32. The fascination of the general public for filmmaking has led to numerous blogs, web series, and other free information to be found on the net for indie filmmakers to take advantage of. This information is spread around the community. When there is a new firmware update for a DSLR, or a new filter or camera trick filmmakers are quick to share their findings with the rest of the community. This is something that the film industry does not foster. They are exclusionary while indie filmmakers are keen to share their experiences with other directors, as well as their audiences.
33. Indie film gives everyone a shot at greatness. Even if you’re a first time director, producer, cinematographer, or screenwriter you have the unique opportunity to succeed (or fail) to get your work out there. There aren’t many jobs out there that will hire you just because you have a dream and want to see it realized.
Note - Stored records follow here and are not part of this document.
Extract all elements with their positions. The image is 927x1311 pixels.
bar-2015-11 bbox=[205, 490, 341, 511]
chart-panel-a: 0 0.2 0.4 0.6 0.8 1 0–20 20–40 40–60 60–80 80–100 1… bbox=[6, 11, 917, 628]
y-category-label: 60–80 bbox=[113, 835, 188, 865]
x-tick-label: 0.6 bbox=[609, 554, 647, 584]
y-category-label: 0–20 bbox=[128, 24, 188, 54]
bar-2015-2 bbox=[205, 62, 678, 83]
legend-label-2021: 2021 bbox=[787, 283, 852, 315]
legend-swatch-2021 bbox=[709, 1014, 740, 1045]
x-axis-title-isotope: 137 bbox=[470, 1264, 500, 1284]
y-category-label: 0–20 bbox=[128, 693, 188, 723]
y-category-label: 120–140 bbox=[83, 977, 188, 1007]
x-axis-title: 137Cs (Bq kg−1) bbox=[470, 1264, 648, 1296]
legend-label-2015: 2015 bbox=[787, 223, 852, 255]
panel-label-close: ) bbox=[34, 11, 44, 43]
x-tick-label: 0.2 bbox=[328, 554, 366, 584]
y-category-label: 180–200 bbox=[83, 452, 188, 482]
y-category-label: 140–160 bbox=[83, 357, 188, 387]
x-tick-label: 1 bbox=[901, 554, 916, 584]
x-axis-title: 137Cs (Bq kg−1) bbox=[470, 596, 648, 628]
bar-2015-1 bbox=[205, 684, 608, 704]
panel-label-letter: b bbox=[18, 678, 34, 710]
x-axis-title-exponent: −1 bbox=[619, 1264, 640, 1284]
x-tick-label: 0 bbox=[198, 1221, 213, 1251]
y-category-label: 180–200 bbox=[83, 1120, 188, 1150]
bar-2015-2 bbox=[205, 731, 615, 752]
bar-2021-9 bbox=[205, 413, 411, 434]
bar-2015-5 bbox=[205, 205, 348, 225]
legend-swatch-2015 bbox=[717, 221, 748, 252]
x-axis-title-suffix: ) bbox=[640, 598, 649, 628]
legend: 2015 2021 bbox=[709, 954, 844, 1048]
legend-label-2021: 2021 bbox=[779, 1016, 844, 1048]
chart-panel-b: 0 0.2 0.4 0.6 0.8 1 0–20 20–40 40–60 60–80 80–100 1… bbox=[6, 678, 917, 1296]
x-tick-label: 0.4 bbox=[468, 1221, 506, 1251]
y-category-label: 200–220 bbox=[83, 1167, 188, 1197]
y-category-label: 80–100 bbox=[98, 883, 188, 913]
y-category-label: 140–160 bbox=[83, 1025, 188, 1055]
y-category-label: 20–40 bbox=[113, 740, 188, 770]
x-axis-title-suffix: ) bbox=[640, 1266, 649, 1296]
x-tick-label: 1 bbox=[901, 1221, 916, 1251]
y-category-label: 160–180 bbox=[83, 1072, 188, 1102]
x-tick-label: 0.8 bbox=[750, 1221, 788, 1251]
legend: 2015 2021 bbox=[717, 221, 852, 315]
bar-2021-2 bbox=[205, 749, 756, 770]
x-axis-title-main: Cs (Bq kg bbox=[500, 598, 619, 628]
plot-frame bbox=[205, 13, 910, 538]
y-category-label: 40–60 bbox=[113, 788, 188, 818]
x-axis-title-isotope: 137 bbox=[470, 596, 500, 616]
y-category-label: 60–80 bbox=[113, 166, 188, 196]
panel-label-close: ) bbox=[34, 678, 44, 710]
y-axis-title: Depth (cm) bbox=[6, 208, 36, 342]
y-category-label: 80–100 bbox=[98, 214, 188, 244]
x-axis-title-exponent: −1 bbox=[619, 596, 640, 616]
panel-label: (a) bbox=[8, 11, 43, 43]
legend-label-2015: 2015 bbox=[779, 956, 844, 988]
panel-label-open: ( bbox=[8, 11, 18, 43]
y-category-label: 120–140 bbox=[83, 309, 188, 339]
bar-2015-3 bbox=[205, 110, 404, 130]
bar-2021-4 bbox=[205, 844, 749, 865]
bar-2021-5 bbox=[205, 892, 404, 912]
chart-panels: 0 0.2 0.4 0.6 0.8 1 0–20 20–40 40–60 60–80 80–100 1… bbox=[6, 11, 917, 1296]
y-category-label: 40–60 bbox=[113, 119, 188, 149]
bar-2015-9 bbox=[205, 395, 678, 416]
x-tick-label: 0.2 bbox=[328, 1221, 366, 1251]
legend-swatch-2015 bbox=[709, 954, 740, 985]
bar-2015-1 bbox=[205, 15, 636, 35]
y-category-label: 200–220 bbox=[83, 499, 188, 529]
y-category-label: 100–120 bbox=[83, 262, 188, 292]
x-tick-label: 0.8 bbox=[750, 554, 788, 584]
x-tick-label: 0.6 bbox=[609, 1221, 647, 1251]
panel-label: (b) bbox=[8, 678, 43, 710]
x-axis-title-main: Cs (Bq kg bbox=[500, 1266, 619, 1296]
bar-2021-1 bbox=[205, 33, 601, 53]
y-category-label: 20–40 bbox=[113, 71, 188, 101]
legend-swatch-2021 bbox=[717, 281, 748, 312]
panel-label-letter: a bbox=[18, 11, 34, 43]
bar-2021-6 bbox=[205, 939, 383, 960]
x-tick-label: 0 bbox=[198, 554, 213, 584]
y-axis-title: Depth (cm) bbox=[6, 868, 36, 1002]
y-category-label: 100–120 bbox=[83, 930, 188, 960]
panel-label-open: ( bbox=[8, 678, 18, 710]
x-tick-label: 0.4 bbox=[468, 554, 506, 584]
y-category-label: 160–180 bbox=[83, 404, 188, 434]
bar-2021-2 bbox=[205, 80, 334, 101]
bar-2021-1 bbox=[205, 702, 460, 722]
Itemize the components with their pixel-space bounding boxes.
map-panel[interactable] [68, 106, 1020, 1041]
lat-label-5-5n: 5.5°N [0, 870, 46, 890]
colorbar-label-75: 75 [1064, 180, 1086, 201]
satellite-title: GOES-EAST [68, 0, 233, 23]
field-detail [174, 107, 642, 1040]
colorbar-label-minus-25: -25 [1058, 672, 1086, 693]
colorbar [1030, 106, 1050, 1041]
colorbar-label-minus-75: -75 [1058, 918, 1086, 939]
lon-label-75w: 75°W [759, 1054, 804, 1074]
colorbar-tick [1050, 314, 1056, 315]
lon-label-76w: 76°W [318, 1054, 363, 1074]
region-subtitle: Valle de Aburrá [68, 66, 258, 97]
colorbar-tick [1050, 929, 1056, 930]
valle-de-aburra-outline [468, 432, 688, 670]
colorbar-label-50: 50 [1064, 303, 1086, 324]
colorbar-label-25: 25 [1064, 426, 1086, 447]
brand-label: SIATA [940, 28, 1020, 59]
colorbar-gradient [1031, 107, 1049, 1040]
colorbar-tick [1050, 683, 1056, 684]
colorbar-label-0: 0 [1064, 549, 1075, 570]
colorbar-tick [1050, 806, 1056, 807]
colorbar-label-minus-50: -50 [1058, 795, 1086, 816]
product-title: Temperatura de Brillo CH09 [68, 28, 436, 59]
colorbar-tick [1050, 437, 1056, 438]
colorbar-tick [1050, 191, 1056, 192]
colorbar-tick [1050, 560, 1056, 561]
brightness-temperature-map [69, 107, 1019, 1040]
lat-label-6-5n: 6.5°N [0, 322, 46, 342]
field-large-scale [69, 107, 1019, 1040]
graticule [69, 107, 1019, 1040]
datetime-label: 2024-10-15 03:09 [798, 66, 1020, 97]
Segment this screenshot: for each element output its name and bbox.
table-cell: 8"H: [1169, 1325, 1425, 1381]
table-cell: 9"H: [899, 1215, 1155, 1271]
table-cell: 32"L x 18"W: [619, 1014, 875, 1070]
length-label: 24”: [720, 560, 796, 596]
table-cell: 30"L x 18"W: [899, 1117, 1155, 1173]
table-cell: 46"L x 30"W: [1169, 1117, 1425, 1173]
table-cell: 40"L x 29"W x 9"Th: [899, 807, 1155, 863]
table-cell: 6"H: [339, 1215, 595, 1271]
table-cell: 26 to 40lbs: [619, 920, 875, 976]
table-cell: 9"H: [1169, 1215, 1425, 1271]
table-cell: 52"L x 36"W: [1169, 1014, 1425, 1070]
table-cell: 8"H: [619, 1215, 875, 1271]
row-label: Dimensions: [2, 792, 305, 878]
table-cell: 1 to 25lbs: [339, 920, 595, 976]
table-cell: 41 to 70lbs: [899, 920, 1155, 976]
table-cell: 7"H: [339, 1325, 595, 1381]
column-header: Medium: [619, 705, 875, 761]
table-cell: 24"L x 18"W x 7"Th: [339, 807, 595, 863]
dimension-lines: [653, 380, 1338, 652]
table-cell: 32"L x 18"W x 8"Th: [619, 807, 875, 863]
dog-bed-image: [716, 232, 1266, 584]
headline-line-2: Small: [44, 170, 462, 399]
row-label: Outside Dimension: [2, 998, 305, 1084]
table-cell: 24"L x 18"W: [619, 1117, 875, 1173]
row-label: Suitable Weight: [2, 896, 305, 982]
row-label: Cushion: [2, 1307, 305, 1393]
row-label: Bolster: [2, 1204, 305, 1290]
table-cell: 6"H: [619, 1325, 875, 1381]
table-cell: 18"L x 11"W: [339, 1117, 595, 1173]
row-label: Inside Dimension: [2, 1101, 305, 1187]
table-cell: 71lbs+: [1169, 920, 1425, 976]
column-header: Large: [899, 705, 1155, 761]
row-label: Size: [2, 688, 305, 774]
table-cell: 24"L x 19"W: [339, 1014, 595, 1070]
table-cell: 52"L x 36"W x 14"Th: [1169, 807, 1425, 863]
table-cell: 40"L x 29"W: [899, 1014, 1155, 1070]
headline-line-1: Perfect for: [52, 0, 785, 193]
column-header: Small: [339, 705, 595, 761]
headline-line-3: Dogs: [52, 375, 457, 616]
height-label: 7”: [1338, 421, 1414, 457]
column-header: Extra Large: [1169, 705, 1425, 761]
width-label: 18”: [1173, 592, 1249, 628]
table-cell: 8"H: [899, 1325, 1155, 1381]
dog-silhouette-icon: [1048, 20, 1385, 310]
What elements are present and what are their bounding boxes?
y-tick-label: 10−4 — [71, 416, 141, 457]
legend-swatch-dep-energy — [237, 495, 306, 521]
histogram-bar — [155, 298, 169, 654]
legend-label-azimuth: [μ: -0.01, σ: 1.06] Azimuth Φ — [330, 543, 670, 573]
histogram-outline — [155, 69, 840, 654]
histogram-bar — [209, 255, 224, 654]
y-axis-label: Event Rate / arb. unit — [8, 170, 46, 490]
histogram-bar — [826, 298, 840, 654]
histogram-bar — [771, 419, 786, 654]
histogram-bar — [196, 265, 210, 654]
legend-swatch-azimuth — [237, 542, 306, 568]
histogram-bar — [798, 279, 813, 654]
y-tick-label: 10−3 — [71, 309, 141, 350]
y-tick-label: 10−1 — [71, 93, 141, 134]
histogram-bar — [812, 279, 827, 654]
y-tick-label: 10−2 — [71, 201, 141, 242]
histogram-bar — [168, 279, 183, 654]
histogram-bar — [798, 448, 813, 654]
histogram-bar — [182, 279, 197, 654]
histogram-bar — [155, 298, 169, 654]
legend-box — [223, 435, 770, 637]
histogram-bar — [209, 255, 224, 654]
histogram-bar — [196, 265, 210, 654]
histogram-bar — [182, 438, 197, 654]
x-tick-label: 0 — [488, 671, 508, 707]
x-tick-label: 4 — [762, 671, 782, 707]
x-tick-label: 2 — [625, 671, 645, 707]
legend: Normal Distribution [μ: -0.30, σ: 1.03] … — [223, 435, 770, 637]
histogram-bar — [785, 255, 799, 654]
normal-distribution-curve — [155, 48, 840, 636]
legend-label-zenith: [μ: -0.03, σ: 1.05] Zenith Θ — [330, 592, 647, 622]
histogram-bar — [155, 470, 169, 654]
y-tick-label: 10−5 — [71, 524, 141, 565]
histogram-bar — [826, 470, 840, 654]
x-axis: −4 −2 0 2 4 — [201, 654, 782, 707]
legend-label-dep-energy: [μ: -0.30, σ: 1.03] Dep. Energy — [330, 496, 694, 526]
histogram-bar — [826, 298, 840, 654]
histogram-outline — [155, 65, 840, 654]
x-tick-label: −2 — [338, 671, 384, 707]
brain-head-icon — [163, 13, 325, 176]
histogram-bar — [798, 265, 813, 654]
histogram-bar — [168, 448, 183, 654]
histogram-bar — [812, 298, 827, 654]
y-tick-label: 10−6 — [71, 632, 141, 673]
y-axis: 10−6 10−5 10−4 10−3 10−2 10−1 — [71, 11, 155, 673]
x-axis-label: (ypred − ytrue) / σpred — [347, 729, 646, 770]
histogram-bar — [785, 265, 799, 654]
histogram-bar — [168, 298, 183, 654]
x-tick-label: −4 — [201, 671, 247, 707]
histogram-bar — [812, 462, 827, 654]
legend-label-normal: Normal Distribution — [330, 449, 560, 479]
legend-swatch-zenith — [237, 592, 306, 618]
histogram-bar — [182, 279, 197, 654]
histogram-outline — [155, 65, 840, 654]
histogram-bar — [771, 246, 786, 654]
Indie film provides a platform for novices to cut their teeth.
34. Film in general has always been something that has brought people together. Independent film is no different with the exception that you can “discover” a good indie film. Sometimes it’s a little gem hiding in your local video rental store, or something a friend just says you have to see. But these cult hits are generally indie, and generally have a lot more staying power (like EVIL DEAD for instance) than a typical Hollywood release.
35. Being an indie filmmaker means having control over the end result of your film. Where a Hollywood film will have ten writers, several producers and co-producers, an executive producer thrown in for good measure, and a ratings board that determines what is right or wrong for an audience, independent filmmakers generally have the final say over their own movies. Occasionally they will be prodded to make a sacrifice on their film if it finds distribution, but aside from that the artistic vision is pure.
36. Filmmakers can choose whether or not to focus on creative or commercial aspects of their careers. You can either make art or make a product (or both). You can be an artist or an entrepreneur (or both), and be respected just as much for either decision. Where Hollywood sees only the bottom line, indie film sees beyond the box office.
37. Independent film will continue to succeed because indies have always been the true innovators. When one door was closed to an indie, they have always paved the way for others to work around the barriers and obstacles that the institutions and conglomerates have placed in front of them. When Edison consolidated all of the theaters, indie filmmakers went door to door with their films, and made other arrangements to get their movies seen.
This list is not meant to give filmmakers a pass, or somehow tell them that they can sit on their festival laurels. In fact there has not been a more pressing time in the last twenty years of indie history for filmmakers to get out there and hustle for their art, and for their careers. The truth is that there are many roads left unpaved, and it is going to be up to the indie community to pave them. The current generation of respected filmmakers won’t be around forever, and you are the new auteurs. You have to understand both the art and business of making films if you have any intention of being in the film INDUSTRY. We all have a long way to go, and we’ll get there, but we all have to take the first step into that larger world.